Levy quickly apologized for calling them parasites, but the message was delivered.

‘A form of free-riding’

The exemption from service “is basically a form of free-riding,” said Shlomit Harrosh, a research fellow at the Shalom Hartman Institute in Jerusalem. “There is the sense that they are taking, not giving.”

The ultra-Orthodox say they are misunderstood. They want to serve the Jewish people, but not in the army.

“The ultimate determinant of our security is our relationship with God,” said Jonathan Rosenblum, director of Jewish Media Resources and a Haredi commentator. “It may be that the Haredim are serving the greatest good” not by manning checkpoints in the West Bank or flying drones over Gaza, but by studying the Jewish Bible.

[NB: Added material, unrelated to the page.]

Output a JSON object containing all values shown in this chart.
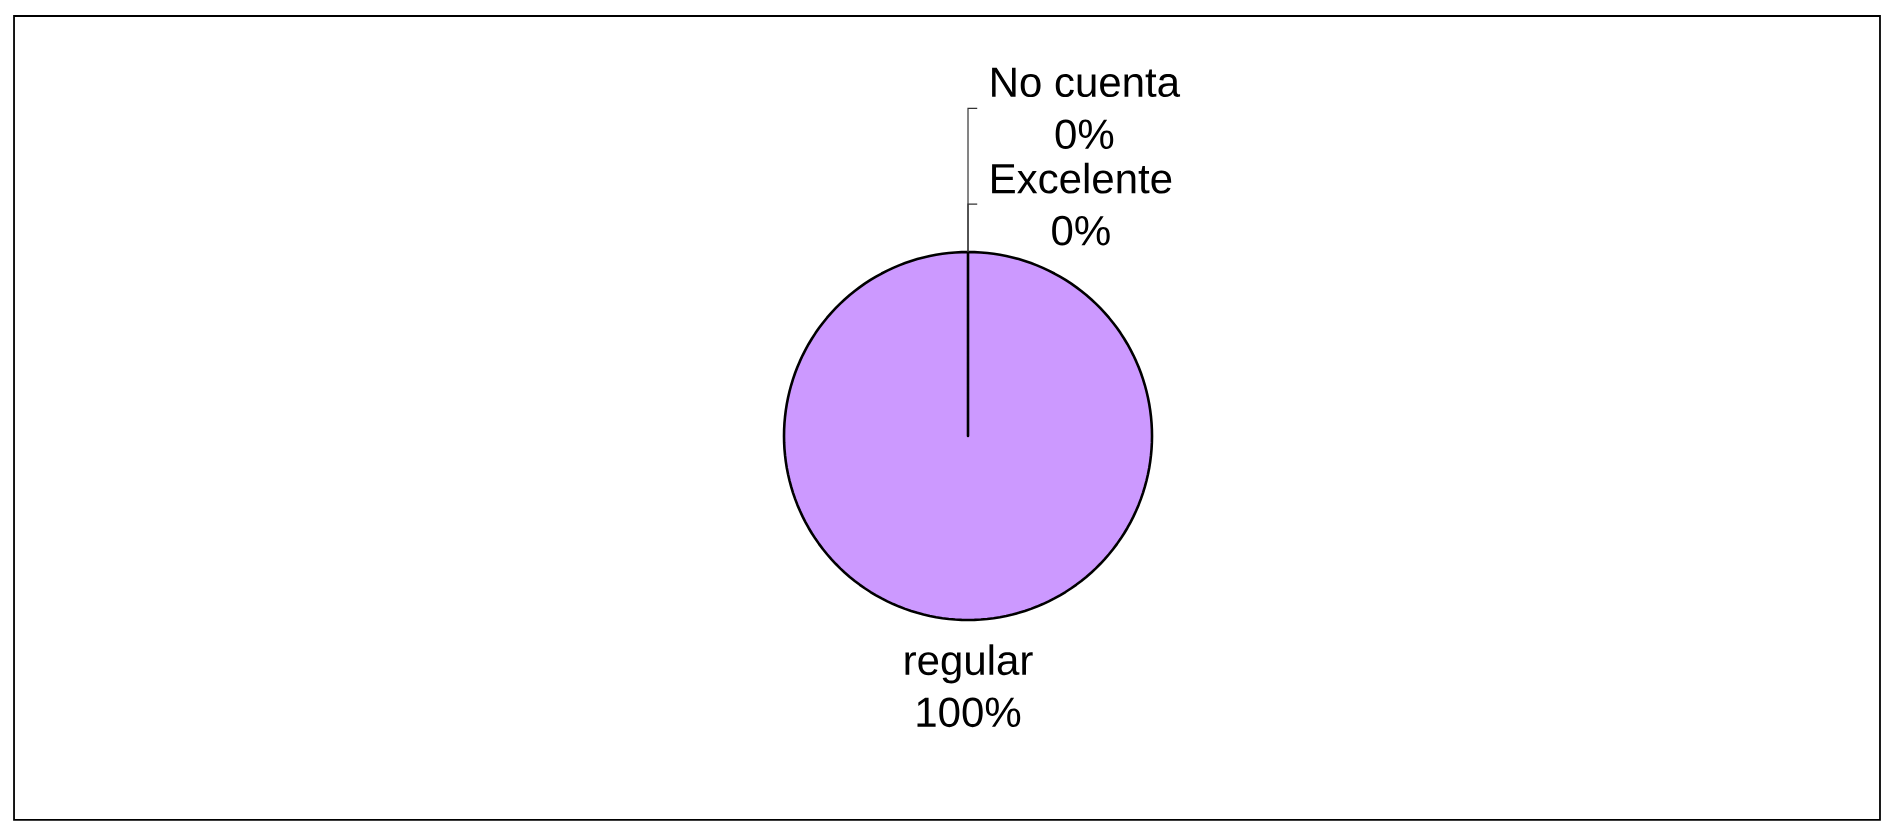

The Haredi are not claiming conscientious objector status; the Bible is filled with stories of Jewish warriors going into battle. And as their numbers grow, some young Haredi are already bucking tradition by joining the army without the threat of the draft.

At the military academy in the Jordan Valley, the rabbi of the preparatory school, Yaheil Peretz, said, “Behind closed doors I have support from many of the biggest rabbis, who tell me, keep it up, because we do have many yeshiva students who are just hanging out, not really going to class, who need some direction in life.”

Avraham, one of the young men who will attend the camp and who would give only his first name because he is a minor, said: “I want to do my part. I know this is not for everyone. I come from the neighborhood where they threw rocks at Haredi soldiers. Maybe I am among the first, but more will follow.”

“We will get them ready, we will help them, mentally, physically, spiritually,” said Yedidya Akerman, a captain in the Israeli army reserves, a former commando who also served in the Haredi unit for three years and is now a counselor at the academy.

He pointed up the treeless mountain behind the camp where his charges will soon be marching. “They will learn,” he said.